The head of the Army Corps of Engineers said Friday that the military is working to convert the Chicago McCormick Place convention center into a hospital capable of treating some 3,000 coronavirus patients.

“What we’re doing in McCormick—we basically got turned on by FEMA to do a $75 million build,” Lt. Gen. Todd Semonite told reporters at the Pentagon Friday.

“Our goal is to have that one done somewhere around the 24th April,” he said, adding that the new hospital will be treating some 3,000 patients and that those patients will all be coronavirus related.

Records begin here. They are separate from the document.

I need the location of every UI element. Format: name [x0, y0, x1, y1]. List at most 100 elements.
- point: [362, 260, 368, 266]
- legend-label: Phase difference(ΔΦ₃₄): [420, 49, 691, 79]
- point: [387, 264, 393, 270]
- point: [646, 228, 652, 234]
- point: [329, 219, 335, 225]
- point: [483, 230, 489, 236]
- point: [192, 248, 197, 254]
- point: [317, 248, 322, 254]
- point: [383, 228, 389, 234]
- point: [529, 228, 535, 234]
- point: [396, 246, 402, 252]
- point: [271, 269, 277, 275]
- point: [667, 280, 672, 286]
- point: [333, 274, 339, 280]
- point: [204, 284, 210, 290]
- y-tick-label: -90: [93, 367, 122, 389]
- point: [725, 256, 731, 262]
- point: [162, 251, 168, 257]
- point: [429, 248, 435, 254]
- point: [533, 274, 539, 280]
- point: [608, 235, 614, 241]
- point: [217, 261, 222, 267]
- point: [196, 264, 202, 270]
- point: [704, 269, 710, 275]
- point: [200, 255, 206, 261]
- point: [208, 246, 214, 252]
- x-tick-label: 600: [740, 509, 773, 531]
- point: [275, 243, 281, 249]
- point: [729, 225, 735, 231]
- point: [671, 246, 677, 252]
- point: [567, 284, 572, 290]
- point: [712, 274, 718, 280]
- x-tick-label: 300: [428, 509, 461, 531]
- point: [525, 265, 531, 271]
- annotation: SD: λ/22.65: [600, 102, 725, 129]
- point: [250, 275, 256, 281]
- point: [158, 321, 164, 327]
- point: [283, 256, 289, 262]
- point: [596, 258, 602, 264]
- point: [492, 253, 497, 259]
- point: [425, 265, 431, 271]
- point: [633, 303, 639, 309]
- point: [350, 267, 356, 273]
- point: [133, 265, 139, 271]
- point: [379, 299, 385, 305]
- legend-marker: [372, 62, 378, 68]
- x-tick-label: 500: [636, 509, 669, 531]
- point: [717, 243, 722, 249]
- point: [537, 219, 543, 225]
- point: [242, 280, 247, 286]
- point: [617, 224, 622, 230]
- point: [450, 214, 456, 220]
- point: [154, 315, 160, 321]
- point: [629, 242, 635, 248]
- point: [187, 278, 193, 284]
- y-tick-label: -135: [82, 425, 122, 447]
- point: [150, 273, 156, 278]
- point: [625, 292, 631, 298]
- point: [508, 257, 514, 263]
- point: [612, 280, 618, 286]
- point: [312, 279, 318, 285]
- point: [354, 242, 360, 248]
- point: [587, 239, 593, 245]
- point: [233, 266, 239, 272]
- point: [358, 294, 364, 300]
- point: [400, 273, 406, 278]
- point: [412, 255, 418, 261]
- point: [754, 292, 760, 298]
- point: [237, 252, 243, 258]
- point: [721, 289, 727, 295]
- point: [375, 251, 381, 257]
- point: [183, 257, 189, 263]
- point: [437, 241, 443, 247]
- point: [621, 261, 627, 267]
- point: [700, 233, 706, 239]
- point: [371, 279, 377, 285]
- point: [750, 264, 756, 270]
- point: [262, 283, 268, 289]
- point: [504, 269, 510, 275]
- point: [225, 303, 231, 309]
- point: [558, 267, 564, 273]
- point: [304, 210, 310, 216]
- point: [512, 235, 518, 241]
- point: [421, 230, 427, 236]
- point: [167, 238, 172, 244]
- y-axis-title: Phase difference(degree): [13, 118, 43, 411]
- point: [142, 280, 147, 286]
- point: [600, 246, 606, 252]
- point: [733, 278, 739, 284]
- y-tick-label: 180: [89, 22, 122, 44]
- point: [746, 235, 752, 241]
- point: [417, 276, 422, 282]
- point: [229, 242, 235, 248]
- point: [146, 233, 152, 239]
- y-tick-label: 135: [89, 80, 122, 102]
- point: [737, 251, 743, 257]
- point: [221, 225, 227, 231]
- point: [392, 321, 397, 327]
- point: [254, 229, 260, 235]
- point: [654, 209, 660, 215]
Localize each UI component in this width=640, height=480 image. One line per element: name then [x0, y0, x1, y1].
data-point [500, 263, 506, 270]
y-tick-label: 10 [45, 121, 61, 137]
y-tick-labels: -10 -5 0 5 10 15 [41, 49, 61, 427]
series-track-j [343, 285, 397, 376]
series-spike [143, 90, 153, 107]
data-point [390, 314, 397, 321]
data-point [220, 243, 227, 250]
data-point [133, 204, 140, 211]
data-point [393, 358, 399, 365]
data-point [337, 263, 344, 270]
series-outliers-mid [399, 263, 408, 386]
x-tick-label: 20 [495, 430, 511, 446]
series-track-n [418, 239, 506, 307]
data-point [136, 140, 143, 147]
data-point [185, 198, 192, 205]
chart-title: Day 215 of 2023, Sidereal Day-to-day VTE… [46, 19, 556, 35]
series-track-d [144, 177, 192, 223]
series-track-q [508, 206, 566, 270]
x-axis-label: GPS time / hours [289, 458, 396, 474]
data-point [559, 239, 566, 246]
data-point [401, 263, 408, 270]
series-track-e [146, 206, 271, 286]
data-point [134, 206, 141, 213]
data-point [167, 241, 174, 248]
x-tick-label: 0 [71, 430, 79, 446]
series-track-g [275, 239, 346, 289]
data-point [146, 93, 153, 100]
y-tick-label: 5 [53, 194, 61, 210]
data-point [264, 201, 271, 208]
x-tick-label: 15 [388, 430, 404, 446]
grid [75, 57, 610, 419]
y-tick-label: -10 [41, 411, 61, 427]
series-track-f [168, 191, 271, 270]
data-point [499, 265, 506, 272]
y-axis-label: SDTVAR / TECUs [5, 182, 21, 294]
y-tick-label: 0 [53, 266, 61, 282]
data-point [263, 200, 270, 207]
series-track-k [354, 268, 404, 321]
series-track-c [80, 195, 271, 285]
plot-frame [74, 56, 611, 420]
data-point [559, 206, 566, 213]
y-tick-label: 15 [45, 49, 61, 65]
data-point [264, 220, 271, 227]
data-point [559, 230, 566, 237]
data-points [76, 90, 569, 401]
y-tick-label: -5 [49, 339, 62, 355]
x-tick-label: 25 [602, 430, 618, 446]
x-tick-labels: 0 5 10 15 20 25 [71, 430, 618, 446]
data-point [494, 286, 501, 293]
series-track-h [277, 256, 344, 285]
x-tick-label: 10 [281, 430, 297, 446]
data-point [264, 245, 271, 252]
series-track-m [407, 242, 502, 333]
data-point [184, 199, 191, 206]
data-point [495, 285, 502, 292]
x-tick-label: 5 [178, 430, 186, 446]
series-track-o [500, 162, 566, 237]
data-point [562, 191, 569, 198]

“All Covid...I did not think we could meet the Covid standard in a big building but my engineers are telling we think we’ve got the capability to do that,” Semonite said.

The Army Corps of Engineers will not be treating coronavirus patients at the Javits center in New York

4:03 p.m. ET, March 27, 2020

Disneyland and Walt Disney World will remain closed "until further notice"

From CNN's Richard Davis

David McNew/AFP/Getty Images
David McNew/AFP/Getty Images

Disneyland in California and Walt Disney World in Florida will remain closed until further notice, according to a statement from The Walt Disney Company. 

Disney previously announced theme park closures through the end of March.

On Friday, the company also announced that it would extend paying hourly parks and resorts cast members through April 18. 

“The safety and well-being of our guests and employees remains The Walt Disney Company’s top priority,” the company said
4:05 p.m. ET, March 27, 2020

Coronavirus cases triple in Los Angeles in past 6 days

From CNN's Cheri Mossburg

Damian Dovarganes/AP
Damian Dovarganes/AP

Coronavirus cases in Los Angeles have more than tripled in the past six days, going from 409 at the beginning of the week to 1,465 on Friday.

Speaking at a news conference Friday, Health Director Barbara Ferrer noted that limited testing has been done so far in Los Angeles.

She said that she expects to see cases double every four days for the next two to three weeks.